Even if you have a normal pregnancy, the chances of having a miscarriage are of 10-20%. The risks are just the same in case of IVF as well. However once the amniotic sac become visible and the fetal heartbeat is found, the chances of miscarriage decrease drastically.


The truth about the dangers of frozen embryo transfer is that the risks of the baby having genetic or congenital abnormalities aren’t higher than in case of a regular pregnancy. Usually the risks are more closely linked to the age, personal and family history and health of the mother.

Ectopic pregnancies

When thinking about the frozen embryo transfer risks you should know that at the moment when the embryos are transferred into the uterus of the mother, they aren’t ready for implantation yet. In this period the embryo is surrounded by water that spreads through the lining of the uterus when it gets attached to the endometrium.

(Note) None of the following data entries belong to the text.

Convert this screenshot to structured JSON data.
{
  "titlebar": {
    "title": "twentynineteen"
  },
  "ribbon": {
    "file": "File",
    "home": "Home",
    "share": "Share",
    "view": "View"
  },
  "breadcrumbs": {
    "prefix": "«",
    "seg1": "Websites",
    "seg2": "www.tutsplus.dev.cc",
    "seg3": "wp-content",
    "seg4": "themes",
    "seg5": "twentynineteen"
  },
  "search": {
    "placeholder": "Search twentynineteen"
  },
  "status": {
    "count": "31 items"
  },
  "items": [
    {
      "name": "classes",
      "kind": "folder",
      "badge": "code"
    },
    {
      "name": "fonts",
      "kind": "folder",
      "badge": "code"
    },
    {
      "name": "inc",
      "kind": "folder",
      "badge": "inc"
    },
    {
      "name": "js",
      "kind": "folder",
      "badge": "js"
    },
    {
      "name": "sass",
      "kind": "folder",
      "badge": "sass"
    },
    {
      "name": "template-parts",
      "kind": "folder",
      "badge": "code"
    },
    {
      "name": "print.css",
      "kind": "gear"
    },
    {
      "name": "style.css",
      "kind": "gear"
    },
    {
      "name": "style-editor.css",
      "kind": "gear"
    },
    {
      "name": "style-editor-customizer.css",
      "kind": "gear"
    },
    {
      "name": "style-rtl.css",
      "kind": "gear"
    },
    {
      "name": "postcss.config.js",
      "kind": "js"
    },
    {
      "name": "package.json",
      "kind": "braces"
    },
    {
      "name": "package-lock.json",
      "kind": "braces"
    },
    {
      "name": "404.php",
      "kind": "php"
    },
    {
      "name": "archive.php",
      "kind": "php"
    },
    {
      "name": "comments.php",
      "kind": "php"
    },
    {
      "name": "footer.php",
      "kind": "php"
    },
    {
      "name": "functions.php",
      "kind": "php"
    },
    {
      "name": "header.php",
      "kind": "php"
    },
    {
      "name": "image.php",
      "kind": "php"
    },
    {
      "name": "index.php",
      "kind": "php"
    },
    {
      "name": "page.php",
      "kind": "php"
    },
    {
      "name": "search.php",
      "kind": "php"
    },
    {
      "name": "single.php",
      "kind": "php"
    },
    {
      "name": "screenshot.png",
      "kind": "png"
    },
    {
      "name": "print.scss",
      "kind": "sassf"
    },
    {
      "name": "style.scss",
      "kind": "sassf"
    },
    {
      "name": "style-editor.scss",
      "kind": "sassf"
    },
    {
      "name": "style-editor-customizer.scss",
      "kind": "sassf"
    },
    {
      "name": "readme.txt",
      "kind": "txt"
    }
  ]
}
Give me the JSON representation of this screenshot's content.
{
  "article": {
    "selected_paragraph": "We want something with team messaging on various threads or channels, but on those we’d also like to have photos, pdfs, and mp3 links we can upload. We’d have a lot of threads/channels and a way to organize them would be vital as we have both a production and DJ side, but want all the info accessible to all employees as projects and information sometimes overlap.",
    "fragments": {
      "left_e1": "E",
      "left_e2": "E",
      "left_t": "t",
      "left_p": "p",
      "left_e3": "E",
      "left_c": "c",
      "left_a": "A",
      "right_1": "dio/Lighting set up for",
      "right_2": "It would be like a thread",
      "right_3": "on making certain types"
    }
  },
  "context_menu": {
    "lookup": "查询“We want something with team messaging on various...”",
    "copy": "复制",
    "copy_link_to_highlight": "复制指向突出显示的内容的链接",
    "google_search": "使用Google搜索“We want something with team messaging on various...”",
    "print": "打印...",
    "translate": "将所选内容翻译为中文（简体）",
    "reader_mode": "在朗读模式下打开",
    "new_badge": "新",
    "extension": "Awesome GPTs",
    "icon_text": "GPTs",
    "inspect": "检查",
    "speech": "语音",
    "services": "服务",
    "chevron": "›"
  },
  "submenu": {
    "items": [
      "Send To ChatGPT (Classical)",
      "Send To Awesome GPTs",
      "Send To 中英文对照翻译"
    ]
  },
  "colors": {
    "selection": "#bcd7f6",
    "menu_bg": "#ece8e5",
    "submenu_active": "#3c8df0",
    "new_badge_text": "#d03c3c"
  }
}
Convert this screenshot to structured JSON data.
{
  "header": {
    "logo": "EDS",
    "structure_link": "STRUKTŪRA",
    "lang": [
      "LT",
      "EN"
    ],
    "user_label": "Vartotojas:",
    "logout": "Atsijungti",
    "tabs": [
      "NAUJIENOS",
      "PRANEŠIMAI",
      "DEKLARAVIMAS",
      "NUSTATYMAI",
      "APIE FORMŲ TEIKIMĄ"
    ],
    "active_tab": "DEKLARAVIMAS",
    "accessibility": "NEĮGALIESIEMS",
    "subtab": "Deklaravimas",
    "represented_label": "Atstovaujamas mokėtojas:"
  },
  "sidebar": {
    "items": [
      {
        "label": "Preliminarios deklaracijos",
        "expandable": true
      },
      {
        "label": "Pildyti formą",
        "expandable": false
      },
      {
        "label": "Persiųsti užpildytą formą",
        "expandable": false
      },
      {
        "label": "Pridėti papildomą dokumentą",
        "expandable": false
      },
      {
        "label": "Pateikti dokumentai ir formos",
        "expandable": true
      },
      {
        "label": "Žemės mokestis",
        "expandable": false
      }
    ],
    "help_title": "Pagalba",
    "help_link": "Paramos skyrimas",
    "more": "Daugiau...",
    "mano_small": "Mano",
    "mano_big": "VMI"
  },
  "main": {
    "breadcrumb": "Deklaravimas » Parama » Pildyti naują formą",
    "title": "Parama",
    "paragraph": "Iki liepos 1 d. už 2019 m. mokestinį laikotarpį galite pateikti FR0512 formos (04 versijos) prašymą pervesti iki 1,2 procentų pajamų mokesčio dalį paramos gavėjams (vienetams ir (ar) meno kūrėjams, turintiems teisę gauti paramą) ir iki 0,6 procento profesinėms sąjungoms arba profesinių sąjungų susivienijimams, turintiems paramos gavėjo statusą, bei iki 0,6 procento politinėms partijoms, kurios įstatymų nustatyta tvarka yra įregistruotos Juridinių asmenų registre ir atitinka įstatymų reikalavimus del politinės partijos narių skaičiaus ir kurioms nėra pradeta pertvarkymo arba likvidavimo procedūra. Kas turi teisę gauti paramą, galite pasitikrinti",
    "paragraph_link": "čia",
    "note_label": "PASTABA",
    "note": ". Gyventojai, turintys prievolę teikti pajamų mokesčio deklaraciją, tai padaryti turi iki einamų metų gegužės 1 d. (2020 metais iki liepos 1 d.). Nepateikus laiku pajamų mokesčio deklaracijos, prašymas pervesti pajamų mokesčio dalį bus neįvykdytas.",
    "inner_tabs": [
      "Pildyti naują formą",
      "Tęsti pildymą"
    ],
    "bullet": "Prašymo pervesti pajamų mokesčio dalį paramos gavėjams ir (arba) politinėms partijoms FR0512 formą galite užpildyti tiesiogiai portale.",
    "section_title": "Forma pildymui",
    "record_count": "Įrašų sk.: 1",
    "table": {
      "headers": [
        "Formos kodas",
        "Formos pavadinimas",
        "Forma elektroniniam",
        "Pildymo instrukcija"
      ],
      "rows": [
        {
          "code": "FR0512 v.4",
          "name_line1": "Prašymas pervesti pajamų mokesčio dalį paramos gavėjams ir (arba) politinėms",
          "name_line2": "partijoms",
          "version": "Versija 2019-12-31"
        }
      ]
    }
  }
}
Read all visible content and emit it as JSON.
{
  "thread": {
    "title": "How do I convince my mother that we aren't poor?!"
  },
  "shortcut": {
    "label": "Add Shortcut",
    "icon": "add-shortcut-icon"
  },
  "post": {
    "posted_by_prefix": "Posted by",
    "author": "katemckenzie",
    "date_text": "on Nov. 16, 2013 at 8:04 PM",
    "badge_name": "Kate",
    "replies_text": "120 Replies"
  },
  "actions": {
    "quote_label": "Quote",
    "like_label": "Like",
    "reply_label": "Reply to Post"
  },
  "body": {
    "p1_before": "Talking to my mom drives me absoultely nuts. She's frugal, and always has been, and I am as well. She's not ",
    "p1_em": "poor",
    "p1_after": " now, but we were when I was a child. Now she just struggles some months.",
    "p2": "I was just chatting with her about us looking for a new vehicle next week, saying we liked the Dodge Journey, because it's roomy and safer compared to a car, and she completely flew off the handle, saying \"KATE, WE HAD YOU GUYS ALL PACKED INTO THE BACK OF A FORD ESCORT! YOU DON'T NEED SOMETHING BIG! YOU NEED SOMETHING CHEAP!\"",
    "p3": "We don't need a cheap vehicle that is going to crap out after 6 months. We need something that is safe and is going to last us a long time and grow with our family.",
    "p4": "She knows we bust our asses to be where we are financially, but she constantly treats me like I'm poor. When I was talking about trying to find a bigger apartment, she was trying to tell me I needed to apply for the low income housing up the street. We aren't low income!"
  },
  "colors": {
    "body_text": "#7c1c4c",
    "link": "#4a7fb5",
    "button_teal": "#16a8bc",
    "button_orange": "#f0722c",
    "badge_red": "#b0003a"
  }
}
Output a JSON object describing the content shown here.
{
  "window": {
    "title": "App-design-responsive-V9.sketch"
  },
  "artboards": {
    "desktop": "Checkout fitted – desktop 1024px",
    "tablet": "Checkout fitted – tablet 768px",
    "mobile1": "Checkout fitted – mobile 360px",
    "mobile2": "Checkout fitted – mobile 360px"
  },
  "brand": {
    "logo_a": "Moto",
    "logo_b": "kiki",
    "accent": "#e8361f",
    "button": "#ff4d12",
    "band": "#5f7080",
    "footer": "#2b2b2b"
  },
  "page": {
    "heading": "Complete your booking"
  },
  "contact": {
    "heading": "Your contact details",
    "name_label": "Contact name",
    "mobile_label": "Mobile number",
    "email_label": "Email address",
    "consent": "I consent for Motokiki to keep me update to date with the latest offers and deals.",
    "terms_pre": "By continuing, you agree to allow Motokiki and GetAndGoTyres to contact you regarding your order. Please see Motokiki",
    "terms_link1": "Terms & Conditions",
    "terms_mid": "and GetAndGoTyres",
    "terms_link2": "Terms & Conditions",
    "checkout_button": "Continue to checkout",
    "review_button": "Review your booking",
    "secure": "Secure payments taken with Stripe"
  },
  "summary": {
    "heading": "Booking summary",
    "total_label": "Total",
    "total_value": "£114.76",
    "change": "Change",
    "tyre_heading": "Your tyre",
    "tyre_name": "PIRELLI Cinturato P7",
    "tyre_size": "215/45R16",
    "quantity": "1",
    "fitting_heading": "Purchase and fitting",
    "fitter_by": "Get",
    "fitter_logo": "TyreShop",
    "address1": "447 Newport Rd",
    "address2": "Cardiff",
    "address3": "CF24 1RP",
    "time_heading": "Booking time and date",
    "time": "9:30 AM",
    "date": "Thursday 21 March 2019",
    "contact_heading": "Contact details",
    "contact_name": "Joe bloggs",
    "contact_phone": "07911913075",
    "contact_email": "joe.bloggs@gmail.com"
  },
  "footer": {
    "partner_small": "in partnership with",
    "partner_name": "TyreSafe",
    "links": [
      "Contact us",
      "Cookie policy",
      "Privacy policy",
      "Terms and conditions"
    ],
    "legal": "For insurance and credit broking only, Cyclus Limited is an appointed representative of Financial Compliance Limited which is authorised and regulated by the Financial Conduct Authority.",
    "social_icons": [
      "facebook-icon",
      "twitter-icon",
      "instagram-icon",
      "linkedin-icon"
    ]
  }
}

The frozen embryo transfer dangers include that the embryo won’t get implanted right away, but it will sit at the fold of the endometrium until it is ready. In this case there is the risk that it will float away towards the fallopian tubes. There are chances that the natural processes will prevent this from happening.

Nonetheless there are always the frozen embryo transfer risks that mean that the embryo could enter the fallopian tubes. In this case it won’t be able to return and to get implanted into the uterus (this is more likely if you have damaged tubes) and it will get attached to the fallopian tubes.

You can have a tubal or ectopic pregnancy. If the problem isn’t diagnosed in time, it can rupture and you could bleed internally. This is why you are supposed to have a scan about 7 weeks after the transfer took place.

It is very important for the future parents to be aware of the frozen embryo transfer risks so that they can evaluate the situation correctly and they can make the right decisions.